Spring is in the air, and a young man’s thought turn to love.
Wait. Let me update that for the times: Spring is in the air, and a jaded middle-age man’s thoughts turn to … the upcoming Bush Clinton election farce. Egads, just when you thought hemorrhoids and heartburn were gone for good …
The words “orgy” and “indigestion” don’t often fit in the same sentence, but when I contemplate Bush v. Clinton they merge together as naturally as peas and carrots, or warm beer and a headache, or bunions and toe jam. I just can’t get over it.
We’ve got climate change and peak oil and wealth inequality and the death of the middle class. We’ve got major tectonic problems grinding below the surface, and the best that American democracy can come up with is … Bush v. Clinton? Burp. Scratch your balls and go back to sleep, Mr. America, there is nothing to see here.
I keep thinking Millard Fillmore or James Buchanan, or Stanley Baldwin and Neville Chamberlain, or any of the other dull gray epic failures of oligarchic democracy who preceded great disasters. They bumbled and dawdled and stooped and stuttered, like Mr. Magoo, while the ground split beneath their feet and dropped them into a void, and their only thought on the way down was, Where’s my hat?

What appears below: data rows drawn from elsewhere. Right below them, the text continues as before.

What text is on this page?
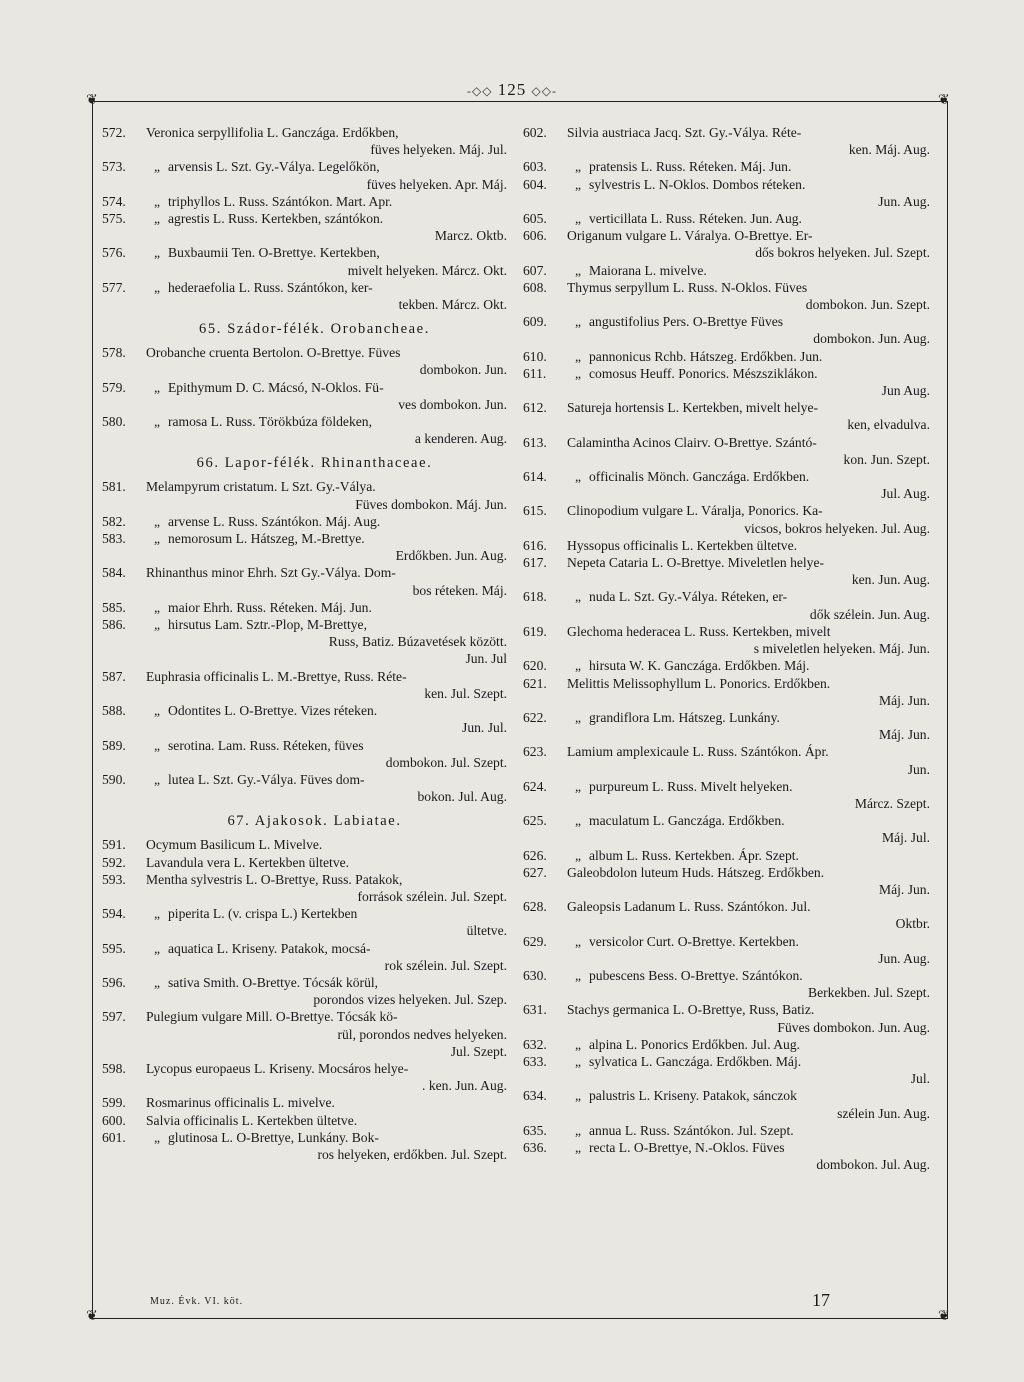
-◇◇ 125 ◇◇-
❦	❦
❦	❦
572.	Veronica serpyllifolia L. Ganczága. Erdőkben,
füves helyeken. Máj. Jul.
573.	„ arvensis L. Szt. Gy.-Válya. Legelőkön,
füves helyeken. Apr. Máj.
574.	„ triphyllos L. Russ. Szántókon. Mart. Apr.
575.	„ agrestis L. Russ. Kertekben, szántókon.
Marcz. Oktb.
576.	„ Buxbaumii Ten. O-Brettye. Kertekben,
mivelt helyeken. Márcz. Okt.
577.	„ hederaefolia L. Russ. Szántókon, ker-
tekben. Márcz. Okt.
65. Szádor-félék. Orobancheae.
578.	Orobanche cruenta Bertolon. O-Brettye. Füves
dombokon. Jun.
579.	„ Epithymum D. C. Mácsó, N-Oklos. Fü-
ves dombokon. Jun.
580.	„ ramosa L. Russ. Törökbúza földeken,
a kenderen. Aug.
66. Lapor-félék. Rhinanthaceae.
581.	Melampyrum cristatum. L Szt. Gy.-Válya.
Füves dombokon. Máj. Jun.
582.	„ arvense L. Russ. Szántókon. Máj. Aug.
583.	„ nemorosum L. Hátszeg, M.-Brettye.
Erdőkben. Jun. Aug.
584.	Rhinanthus minor Ehrh. Szt Gy.-Válya. Dom-
bos réteken. Máj.
585.	„ maior Ehrh. Russ. Réteken. Máj. Jun.
586.	„ hirsutus Lam. Sztr.-Plop, M-Brettye,
Russ, Batiz. Búzavetések között.
Jun. Jul
587.	Euphrasia officinalis L. M.-Brettye, Russ. Réte-
ken. Jul. Szept.
588.	„ Odontites L. O-Brettye. Vizes réteken.
Jun. Jul.
589.	„ serotina. Lam. Russ. Réteken, füves
dombokon. Jul. Szept.
590.	„ lutea L. Szt. Gy.-Válya. Füves dom-
bokon. Jul. Aug.
67. Ajakosok. Labiatae.
591.	Ocymum Basilicum L. Mivelve.
592.	Lavandula vera L. Kertekben ültetve.
593.	Mentha sylvestris L. O-Brettye, Russ. Patakok,
források szélein. Jul. Szept.
594.	„ piperita L. (v. crispa L.) Kertekben
ültetve.
595.	„ aquatica L. Kriseny. Patakok, mocsá-
rok szélein. Jul. Szept.
596.	„ sativa Smith. O-Brettye. Tócsák körül,
porondos vizes helyeken. Jul. Szep.
597.	Pulegium vulgare Mill. O-Brettye. Tócsák kö-
rül, porondos nedves helyeken.
Jul. Szept.
598.	Lycopus europaeus L. Kriseny. Mocsáros helye-
. ken. Jun. Aug.
599.	Rosmarinus officinalis L. mivelve.
600.	Salvia officinalis L. Kertekben ültetve.
601.	„ glutinosa L. O-Brettye, Lunkány. Bok-
ros helyeken, erdőkben. Jul. Szept.
602.	Silvia austriaca Jacq. Szt. Gy.-Válya. Réte-
ken. Máj. Aug.
603.	„ pratensis L. Russ. Réteken. Máj. Jun.
604.	„ sylvestris L. N-Oklos. Dombos réteken.
Jun. Aug.
605.	„ verticillata L. Russ. Réteken. Jun. Aug.
606.	Origanum vulgare L. Váralya. O-Brettye. Er-
dős bokros helyeken. Jul. Szept.
607.	„ Maiorana L. mivelve.
608.	Thymus serpyllum L. Russ. N-Oklos. Füves
dombokon. Jun. Szept.
609.	„ angustifolius Pers. O-Brettye Füves
dombokon. Jun. Aug.
610.	„ pannonicus Rchb. Hátszeg. Erdőkben. Jun.
611.	„ comosus Heuff. Ponorics. Mészsziklákon.
Jun Aug.
612.	Satureja hortensis L. Kertekben, mivelt helye-
ken, elvadulva.
613.	Calamintha Acinos Clairv. O-Brettye. Szántó-
kon. Jun. Szept.
614.	„ officinalis Mönch. Ganczága. Erdőkben.
Jul. Aug.
615.	Clinopodium vulgare L. Váralja, Ponorics. Ka-
vicsos, bokros helyeken. Jul. Aug.
616.	Hyssopus officinalis L. Kertekben ültetve.
617.	Nepeta Cataria L. O-Brettye. Miveletlen helye-
ken. Jun. Aug.
618.	„ nuda L. Szt. Gy.-Válya. Réteken, er-
dők szélein. Jun. Aug.
619.	Glechoma hederacea L. Russ. Kertekben, mivelt
s miveletlen helyeken. Máj. Jun.
620.	„ hirsuta W. K. Ganczága. Erdőkben. Máj.
621.	Melittis Melissophyllum L. Ponorics. Erdőkben.
Máj. Jun.
622.	„ grandiflora Lm. Hátszeg. Lunkány.
Máj. Jun.
623.	Lamium amplexicaule L. Russ. Szántókon. Ápr.
Jun.
624.	„ purpureum L. Russ. Mivelt helyeken.
Márcz. Szept.
625.	„ maculatum L. Ganczága. Erdőkben.
Máj. Jul.
626.	„ album L. Russ. Kertekben. Ápr. Szept.
627.	Galeobdolon luteum Huds. Hátszeg. Erdőkben.
Máj. Jun.
628.	Galeopsis Ladanum L. Russ. Szántókon. Jul.
Oktbr.
629.	„ versicolor Curt. O-Brettye. Kertekben.
Jun. Aug.
630.	„ pubescens Bess. O-Brettye. Szántókon.
Berkekben. Jul. Szept.
631.	Stachys germanica L. O-Brettye, Russ, Batiz.
Füves dombokon. Jun. Aug.
632.	„ alpina L. Ponorics Erdőkben. Jul. Aug.
633.	„ sylvatica L. Ganczága. Erdőkben. Máj.
Jul.
634.	„ palustris L. Kriseny. Patakok, sánczok
szélein Jun. Aug.
635.	„ annua L. Russ. Szántókon. Jul. Szept.
636.	„ recta L. O-Brettye, N.-Oklos. Füves
dombokon. Jul. Aug.
Muz. Évk. VI. köt.	17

There is a really obscene joke being played on us, people. Here are your hand-picked machine candidates, now do your civic duty and vote! The only interesting thing will be watching how both of these rich, inside baseball, orthodox establishment clones turn themselves into pretzels running against “Washington” and the “status quo” A public that accepts this deserves to get them, and, to paraphrase the great H.L.M., deserves to get them good and hard.
I’m getting chuckles watching Hillary’s populist “road trip.” Who thought that one up, I wonder? Has someone at Team Hillary recently watched Animal House? Did they take a fucking poll?
“Polls show people connect with the term ‘road trip’ more than’bus tour’. It resonates with them. I recommend we use that.”
“What do you think, John?”
“It has a hip quality that may appeal to younger voters.”
“What about African-Americans?”
“I have the numbers right here. African-Americans between 18-24 prefer ‘road trip’ to ‘bus tour’ by sixty percent. The numbers go down as you move up the age brackets, but most African-Americans show a clear preference for road trip. Bus tour is too old, too white. However, bus tour does edge out road trip by a small margin among African-Americans seniors between 65-75.”
“Hmm. Maybe I could say road trip to younger voters but bus tour to older groups?”
“It’s the safest play, Hill.”
“By the way, does it look more natural when I hold the corn dog in my left or right hand?”
“We don’t have the numbers on that yet, but we expect some preliminary figures by this afternoon.”
“Good, let’s keep on that.”
“Excuse me, Hillary? Rahm Emanuel’s on the line.”
“Pardon me, everyone, I need to take this. Hi Rahm. Congratulations on your victory. Wait, Rahm, you’re getting emotional. Rahm, stab the table with a steak knife and pretend it’s one of your enemies. That always makes you feel better. No, Rahm, I won’t forget that progressives are retards. You know I had to say those nice things about Elizabeth Warren because I need her right now, We’ll discard her later, I promise. Yes, I’ll try to squeeze you in the cabinet somewhere. No, Blankfein gets Treasury whenever he wants the job, you know that. I agree that Jamie Dimon has better hair, but polls show that people trust bald-headed avuncular types in that kind of a position. It projects more maturity and gravitas. I know you’re fond of Jamie Dimon, but.… what? Huh? Well I don’t know, Rahm, why don’t you just come right out and ask him? Maybe he feels exactly the same way about you.
I’ve gotta run now, I have an important meeting coming up. What? Now? Okay, Rahm, but we’ll have to make it a quickie, I’m in a bit of a rush. Are you laying down? Okay, here goes: Rahm Emanual is bigger, badder and meaner than Karl Rove. Rahm Emanuel is bigger, badder and meaner than Karl Rove. Rahm Emanuel is bigger, badder, and meaner than Karl Rove. Did that work, Hon? Okay, cheers, love!”
Hillary hangs up and quickly scans the room. “Where’s my image consultant? She was supposed to coach me on how to be likable but she’s already five minutes late. If there’s one thing I can’t stand it’s unpunctuality! This tea is cold, John, get me another cup.”
I can’t believe we’re really going to do this. President Jeb, here we come.